The looks nailed another one of those problems for that tiresome Lombard dream: not one of these mixed-race city states really looked with favour on the idea of a South Italian kingdom, and that applied to the many Lombard citizens, even run by one of their own kind. To such worthies, all wealthy traders in their bailiwicks, that was only replacing one tax-raising power with another.

It was a Lombard from Bari who answered. ‘That we are, and to a man we share the dream of the late Melus and we look with favour on his son Argyrus.’

‘Liar,’ hissed Geoffrey de Hauteville, which got him a nudge from William.

Not that his older brother disagreed: he had come to see the name of Melus as a talisman that could be trotted out without much attachment to sincerity, and the idea that the late leader’s son could oversee a revolt was just as disingenuous. Argyrus, as had already been proved, did not have the stature to compete with the likes of Guaimar or the Prince of Benevento, and if such powerful Lombards as they would not bow the knee to him, then these city states had a ready-made excuse to do likewise.

William’s eye was drawn to Kasa Ephraim, who stood well back, taking no part in the discussions, but with a half smile on his face. He, too, understood perfectly the nuances of the negotiations and the fact they were going nowhere. He had not had a chance to speak with the Jew since he arrived, but he knew he would. Ephraim had not come with Guaimar, but separately, two days after the prince, and he had yet to sit down with the Normans, William included, and contract his business.

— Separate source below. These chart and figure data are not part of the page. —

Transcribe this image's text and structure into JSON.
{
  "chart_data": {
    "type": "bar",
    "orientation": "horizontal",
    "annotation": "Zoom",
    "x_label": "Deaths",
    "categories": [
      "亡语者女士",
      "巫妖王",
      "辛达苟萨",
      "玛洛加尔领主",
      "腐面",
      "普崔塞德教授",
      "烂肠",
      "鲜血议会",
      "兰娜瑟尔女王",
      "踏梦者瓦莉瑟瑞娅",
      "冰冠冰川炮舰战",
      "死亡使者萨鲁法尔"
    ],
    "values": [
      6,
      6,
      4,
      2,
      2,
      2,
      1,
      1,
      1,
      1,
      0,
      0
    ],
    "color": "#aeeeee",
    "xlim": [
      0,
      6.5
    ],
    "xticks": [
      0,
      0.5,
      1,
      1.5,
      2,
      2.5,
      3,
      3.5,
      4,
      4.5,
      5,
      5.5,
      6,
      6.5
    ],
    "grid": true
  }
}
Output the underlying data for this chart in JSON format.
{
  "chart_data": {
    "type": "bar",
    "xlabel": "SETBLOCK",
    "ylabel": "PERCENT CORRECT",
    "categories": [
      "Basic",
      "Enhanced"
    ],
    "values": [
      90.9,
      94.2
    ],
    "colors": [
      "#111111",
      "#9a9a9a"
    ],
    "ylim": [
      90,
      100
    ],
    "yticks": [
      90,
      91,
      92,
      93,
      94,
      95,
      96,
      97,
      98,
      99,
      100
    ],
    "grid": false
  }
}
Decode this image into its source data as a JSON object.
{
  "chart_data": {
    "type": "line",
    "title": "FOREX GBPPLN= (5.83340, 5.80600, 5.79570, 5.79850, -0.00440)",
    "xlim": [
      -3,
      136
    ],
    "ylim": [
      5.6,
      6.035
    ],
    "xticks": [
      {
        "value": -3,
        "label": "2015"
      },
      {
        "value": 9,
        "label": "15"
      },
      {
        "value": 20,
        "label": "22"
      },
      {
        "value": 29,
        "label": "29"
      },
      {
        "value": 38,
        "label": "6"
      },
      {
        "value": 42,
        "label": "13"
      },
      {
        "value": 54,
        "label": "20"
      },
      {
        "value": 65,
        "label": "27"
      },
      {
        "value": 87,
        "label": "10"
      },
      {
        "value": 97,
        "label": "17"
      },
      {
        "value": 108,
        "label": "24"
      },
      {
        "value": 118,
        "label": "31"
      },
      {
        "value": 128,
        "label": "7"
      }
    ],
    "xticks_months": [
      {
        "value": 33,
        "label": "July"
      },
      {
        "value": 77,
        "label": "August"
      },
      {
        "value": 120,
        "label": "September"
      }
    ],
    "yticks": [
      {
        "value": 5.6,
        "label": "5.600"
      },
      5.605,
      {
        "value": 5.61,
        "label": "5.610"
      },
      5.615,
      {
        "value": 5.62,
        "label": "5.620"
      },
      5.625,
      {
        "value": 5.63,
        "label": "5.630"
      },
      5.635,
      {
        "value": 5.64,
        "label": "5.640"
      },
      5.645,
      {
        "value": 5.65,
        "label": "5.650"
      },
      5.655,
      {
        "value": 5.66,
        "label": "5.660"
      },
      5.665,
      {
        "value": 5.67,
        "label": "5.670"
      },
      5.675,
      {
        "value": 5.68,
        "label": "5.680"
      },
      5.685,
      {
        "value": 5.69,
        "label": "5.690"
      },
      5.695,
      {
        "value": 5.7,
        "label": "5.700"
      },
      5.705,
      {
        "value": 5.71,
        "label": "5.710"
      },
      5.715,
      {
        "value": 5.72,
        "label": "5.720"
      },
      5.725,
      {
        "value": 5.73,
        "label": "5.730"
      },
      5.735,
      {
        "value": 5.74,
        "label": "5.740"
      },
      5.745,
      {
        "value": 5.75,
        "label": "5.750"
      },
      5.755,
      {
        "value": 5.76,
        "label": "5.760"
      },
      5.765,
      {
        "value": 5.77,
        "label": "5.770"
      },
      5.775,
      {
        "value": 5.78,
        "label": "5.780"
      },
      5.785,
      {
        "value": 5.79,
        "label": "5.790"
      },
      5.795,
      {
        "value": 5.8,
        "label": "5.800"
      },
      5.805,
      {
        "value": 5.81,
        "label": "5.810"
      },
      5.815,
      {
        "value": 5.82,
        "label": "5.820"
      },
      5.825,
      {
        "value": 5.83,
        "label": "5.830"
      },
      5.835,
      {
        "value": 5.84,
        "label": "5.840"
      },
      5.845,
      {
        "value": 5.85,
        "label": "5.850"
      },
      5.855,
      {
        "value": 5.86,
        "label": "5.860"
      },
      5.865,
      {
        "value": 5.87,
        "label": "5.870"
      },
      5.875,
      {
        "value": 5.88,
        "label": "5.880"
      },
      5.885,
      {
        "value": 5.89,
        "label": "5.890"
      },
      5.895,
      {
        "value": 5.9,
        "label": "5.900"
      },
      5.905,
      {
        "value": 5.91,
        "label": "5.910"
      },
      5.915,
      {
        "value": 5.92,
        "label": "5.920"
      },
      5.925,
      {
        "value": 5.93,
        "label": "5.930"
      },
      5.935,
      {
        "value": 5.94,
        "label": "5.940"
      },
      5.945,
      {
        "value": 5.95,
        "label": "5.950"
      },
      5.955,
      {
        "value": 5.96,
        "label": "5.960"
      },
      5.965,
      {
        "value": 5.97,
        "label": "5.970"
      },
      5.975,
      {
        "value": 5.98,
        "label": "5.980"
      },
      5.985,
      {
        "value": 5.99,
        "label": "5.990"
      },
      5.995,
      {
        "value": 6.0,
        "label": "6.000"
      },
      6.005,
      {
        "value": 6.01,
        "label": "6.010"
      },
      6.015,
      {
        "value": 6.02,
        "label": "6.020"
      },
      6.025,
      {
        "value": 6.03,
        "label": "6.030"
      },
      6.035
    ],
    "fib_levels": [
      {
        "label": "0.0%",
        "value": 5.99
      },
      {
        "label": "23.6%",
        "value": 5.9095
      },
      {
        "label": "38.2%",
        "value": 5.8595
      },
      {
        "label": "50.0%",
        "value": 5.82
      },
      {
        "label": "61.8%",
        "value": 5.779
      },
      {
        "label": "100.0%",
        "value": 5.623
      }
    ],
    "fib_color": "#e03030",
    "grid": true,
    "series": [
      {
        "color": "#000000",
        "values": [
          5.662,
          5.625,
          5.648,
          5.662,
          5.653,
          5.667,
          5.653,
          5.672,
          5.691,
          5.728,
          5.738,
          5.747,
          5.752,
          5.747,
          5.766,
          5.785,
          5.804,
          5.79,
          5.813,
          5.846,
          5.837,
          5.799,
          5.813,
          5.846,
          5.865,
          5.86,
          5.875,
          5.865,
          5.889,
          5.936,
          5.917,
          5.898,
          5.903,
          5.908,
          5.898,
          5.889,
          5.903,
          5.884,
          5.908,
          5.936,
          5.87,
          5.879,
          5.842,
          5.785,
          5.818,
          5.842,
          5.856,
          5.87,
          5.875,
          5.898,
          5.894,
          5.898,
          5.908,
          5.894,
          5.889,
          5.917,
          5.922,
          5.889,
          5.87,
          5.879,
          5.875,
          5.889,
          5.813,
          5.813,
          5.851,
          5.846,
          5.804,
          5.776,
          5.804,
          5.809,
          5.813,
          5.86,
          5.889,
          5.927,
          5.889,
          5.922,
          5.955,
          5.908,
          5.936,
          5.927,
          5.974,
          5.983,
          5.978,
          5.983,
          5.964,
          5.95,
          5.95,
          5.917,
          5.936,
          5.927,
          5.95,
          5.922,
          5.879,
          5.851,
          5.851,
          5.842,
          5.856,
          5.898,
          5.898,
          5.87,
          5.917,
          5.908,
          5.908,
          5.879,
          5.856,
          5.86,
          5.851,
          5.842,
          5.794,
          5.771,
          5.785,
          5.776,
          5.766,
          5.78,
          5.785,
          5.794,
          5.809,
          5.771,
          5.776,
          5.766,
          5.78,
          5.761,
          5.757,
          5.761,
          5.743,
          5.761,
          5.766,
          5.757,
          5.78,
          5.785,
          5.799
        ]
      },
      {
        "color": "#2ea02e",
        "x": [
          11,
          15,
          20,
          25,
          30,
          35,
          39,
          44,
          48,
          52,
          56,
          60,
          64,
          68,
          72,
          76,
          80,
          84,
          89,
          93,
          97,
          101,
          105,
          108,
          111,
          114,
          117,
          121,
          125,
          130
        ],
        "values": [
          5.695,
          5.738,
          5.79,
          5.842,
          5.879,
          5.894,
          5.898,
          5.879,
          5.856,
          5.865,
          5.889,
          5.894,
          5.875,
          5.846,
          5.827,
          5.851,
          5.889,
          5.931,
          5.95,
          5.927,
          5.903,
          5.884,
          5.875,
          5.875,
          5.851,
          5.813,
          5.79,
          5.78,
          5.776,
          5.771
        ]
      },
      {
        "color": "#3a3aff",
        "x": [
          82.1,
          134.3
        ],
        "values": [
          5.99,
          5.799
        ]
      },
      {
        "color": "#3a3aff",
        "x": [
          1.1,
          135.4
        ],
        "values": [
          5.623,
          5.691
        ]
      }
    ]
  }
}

But he was a wise old owl, a man who could see which way the wind would blow and plant his crops to avoid damage, to protect, in his case, his wealth. William was looking forward to talking with him, and seeking his views on what he was now witnessing, as the wrangling continued without any solution in sight.

‘I urge you to talk more amongst yourselves,’ Guaimar concluded, ‘and will gather again on the morrow.’

As the port envoys filed out of the great hall, Guaimar signalled to Rainulf, Arduin and William to join him in an antechamber. He was already on his way to that smaller room, his face dark with anger, before the others moved.

‘They must be made to bend the knee,’ he spat, as the door was closed behind William.

‘To whom?’ William asked.

Guaimar nearly spoke the truth and said ‘To me’, but he stopped himself, still wishing to uphold the fiction that he had no ambitions to be the man who ruled, falling back on the usual mantra. ‘To the revolt.’

‘Only force will persuade them,’ William said, then added, ‘the ability to breach their defences, and those, with stout walls in good repair, we lack.’

Being true did not make it palatable: the ports were rich enough to keep their defences in proper repair. It would require a fleet to block the harbour, need siege engines or trained men to sap under the walls and undermine them, as well as enough force to take advantage of any breach created by their efforts. Guaimar’s sour reaction gave Rainulf Drengot a chance to favour William with a look that implied he was fearful, which got the older man that de Hauteville smile which so infuriated those on the receiving end.

‘Arduin,’ Guaimar demanded, as though he would have the answer.

He had one, but it was not to the taste of the Prince of Salerno. ‘If you were to take the field, sire, and-’

‘What would Landulf of Benevento have to say to that?’ Guaimar interrupted.

He really meant Byzantium, who still had troops in Sicily, only a few days sailing from Salerno, and a massive fleet, should it be sent from Constantinople, to transport them to the bay on which his city stood. Benevento was, in terms of places to plunder on the coast, safe: the wealth of the principality was all in the interior. It was still too soon to openly declare himself.